McCain struggled to close the sale with his party's conservative base after coming strikingly far without its solid support in a remarkable comeback for a candidate whose hopes appeared dashed just months ago.

"I will preserve my proud conservative Republican credentials" while extending a practiced hand to Democrats, McCain promised.

Romney sought until the end to exploit the right's mistrust of McCain, a veteran Arizona senator who opposed President George W. Bush's tax cuts when they were introduced, advocated a path to citizenship for illegal immigrants, favors mandates to slow global warming and led campaign finance reforms that activists say trampled on their speech rights.

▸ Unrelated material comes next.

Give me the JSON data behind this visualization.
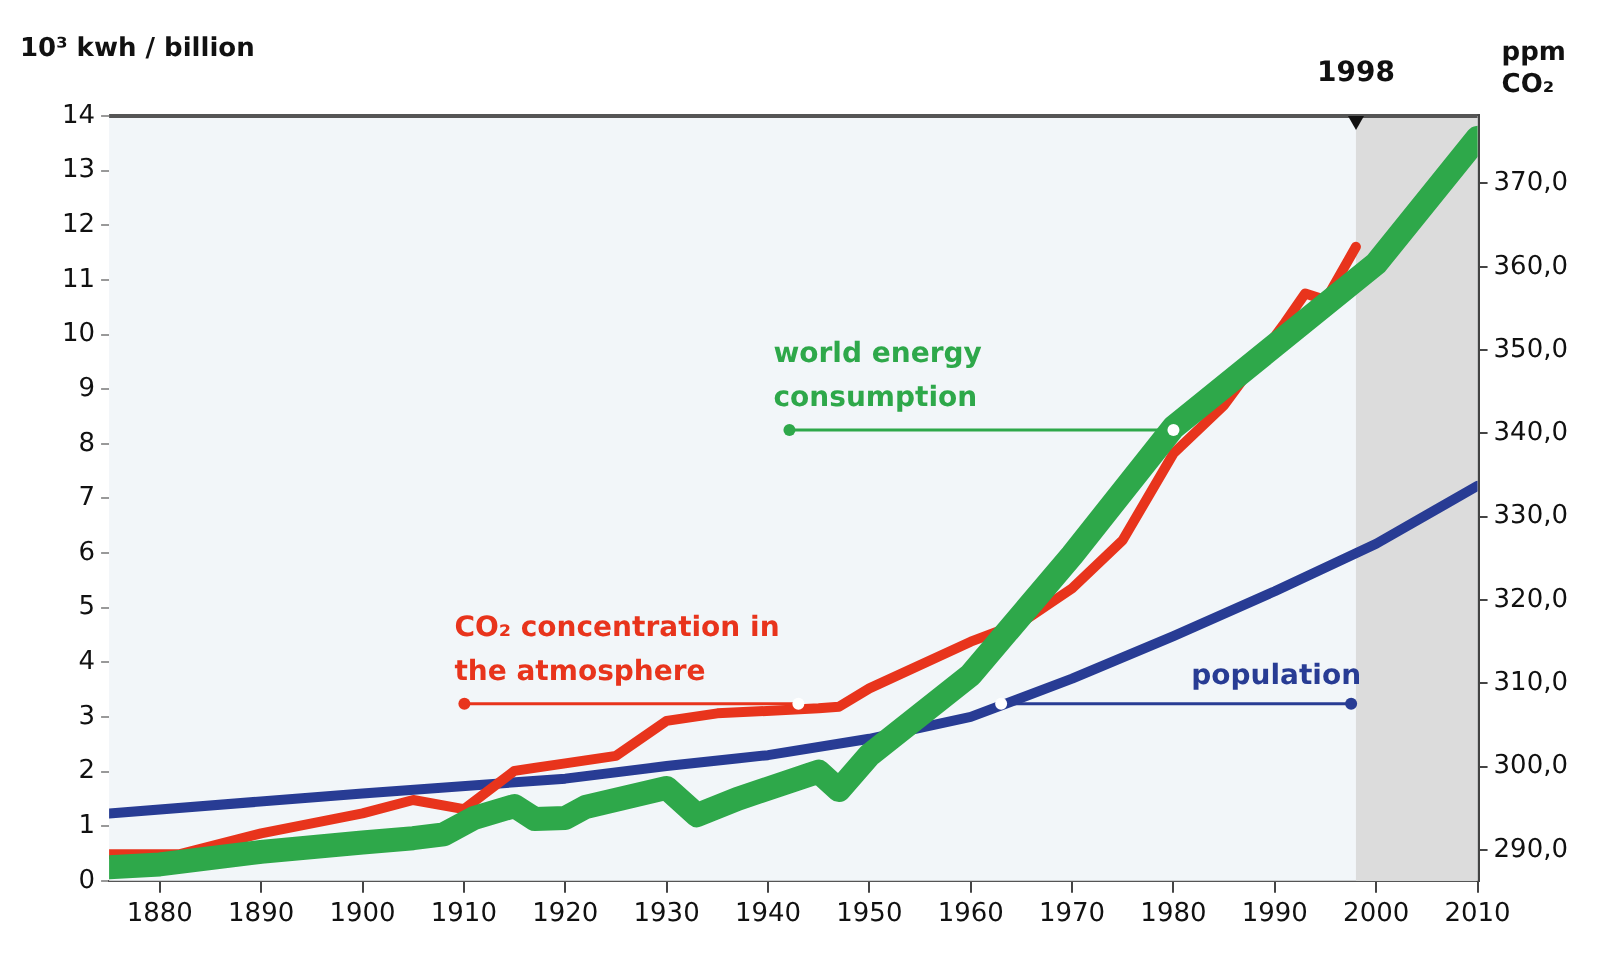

McCain struck back Monday with a television ad that showed Romney in a 1994 Senate campaign debate against Sen. Edward M. Kennedy, saying he was "an independent during the time of Reagan-Bush. I'm not trying to return to Reagan-Bush."

Romney campaigned from Tennessee to California on the eve of the voting, only to turn back to attend West Virginia's Republican state convention Tuesday. McCain, Obama and Clinton held rallies in the Northeast.

Former Arkansas Gov. Mike Huckabee, an ordained Baptist minister, focused on the South, where he enjoys support from Christian conservatives.

McCain could finish first in several Southern and border states - Alabama, Georgia, Oklahoma and Missouri - with Huckabee and Romney splitting the conservative vote.

Former New York Mayor Rudy Giuliani's decision to quit the race and endorse McCain after Florida's primary has given the Arizona senator a boost in Northeastern states where there are many moderate Republicans.